Corey and I will stick to a walk downtown with ice cream for our next date ;)

For the next phase we are planning to replace the ceiling light over the table and add curtains. We're trying to decide if we should remove the blinds if we add sun-blocking curtain panels.

The last phase will be updating the worn out linoleum flooring. We already found ceramic tile we love from Lowe's. It looks like walnut-colored wood. Imagine the after picture with dark "wood" flooring...pretty, right? If you can't picture it, there are plenty of examples on pinterest. Anywho, the reviews of this specific tile are wonderful, and it seems ideal for children and pets which is terrific. We will have the professionals install it, since we would fail miserably, so these will hopefully be coming in a few months. Unless, of course, you or someone you know wants to be hired to do it for us at a lower cost. Wishful thinking? ;) 
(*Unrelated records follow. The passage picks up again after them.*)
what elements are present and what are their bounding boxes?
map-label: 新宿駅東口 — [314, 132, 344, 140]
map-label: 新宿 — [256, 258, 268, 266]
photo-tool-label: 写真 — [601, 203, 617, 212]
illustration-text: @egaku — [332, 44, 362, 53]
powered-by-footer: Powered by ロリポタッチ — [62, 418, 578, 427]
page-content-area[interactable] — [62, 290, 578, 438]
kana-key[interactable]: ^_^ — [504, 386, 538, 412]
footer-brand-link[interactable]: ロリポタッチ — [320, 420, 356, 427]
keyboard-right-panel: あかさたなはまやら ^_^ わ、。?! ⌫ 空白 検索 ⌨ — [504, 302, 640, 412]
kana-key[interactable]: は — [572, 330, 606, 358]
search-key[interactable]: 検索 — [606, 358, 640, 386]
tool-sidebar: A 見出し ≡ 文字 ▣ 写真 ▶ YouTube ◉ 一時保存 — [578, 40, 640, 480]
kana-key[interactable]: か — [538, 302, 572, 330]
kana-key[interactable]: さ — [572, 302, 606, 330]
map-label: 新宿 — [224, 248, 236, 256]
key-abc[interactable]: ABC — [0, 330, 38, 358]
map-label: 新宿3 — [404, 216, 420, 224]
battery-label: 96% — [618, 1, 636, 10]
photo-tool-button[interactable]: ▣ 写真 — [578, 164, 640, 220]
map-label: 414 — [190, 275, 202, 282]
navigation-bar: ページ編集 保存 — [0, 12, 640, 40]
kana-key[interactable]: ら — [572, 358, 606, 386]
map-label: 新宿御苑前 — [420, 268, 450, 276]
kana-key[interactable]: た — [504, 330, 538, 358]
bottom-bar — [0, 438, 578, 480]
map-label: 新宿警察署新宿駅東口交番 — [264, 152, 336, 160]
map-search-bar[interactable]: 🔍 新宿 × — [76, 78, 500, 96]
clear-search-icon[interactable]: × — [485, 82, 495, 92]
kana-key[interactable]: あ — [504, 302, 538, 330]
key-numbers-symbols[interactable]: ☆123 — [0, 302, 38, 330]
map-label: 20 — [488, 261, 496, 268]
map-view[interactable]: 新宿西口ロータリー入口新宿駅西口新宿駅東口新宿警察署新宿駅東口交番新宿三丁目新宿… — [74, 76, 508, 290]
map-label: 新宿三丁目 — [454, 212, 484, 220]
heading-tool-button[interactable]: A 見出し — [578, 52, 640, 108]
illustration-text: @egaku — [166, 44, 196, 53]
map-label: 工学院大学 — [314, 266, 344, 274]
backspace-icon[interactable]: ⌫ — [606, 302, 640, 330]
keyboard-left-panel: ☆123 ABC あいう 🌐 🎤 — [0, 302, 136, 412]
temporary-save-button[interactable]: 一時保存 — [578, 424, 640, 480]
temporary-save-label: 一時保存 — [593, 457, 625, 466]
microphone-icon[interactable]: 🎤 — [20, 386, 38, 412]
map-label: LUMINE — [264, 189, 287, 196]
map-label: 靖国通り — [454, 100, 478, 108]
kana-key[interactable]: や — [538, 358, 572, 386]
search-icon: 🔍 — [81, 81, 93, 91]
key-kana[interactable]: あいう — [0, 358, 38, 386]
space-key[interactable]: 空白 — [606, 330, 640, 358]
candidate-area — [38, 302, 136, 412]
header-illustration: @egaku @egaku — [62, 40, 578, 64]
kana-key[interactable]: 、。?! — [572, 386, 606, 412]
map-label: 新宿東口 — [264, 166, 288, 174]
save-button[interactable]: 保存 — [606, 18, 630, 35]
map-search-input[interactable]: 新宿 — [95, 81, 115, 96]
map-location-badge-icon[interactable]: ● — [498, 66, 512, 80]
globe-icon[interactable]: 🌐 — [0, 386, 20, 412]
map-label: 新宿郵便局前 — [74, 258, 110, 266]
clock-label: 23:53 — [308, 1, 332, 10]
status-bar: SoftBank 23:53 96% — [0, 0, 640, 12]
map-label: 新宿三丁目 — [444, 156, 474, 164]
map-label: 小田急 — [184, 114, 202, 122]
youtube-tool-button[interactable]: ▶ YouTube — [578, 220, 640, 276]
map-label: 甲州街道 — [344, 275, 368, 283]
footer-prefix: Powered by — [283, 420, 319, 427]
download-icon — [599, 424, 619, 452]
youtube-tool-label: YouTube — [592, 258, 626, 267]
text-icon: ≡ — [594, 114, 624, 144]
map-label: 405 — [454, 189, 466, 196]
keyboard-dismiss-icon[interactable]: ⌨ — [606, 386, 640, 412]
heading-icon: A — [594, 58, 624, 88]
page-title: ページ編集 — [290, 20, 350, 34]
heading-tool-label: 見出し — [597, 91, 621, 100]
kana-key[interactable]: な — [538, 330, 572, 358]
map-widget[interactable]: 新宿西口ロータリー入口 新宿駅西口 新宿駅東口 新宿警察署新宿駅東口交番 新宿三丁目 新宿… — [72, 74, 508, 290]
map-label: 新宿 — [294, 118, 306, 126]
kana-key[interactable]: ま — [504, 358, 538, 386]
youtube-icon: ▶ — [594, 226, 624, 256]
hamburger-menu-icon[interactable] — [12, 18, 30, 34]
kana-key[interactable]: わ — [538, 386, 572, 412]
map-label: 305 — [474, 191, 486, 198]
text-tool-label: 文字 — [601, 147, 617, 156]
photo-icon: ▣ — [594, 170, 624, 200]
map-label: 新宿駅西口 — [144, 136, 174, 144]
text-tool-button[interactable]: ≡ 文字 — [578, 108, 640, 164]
I have scratches on my feet from Luna trying to attack from behind the drop cloths

Thank you for your help and company, Emily!

We made it two days before this happened...

 She had to sit right up against it...

And sit under the ladder I was standing on because of pre-4th of July fireworks

And sit on Corey's legs during more fireworks...poor puppy!

Hope you found this helpful!


Christina Winell said...

Looks fantastic! Way to work together and get it done! :-D

Joshua Hosack said... much does a professional charge to tile? Josh Hosack and I have done two bathrooms now, and I must say, we're pretty good at it. I lay tile, he grouts and cuts tile. I know the tile you're talking about, and that has to be easier than the things we've done (using patterns/different sized tiles).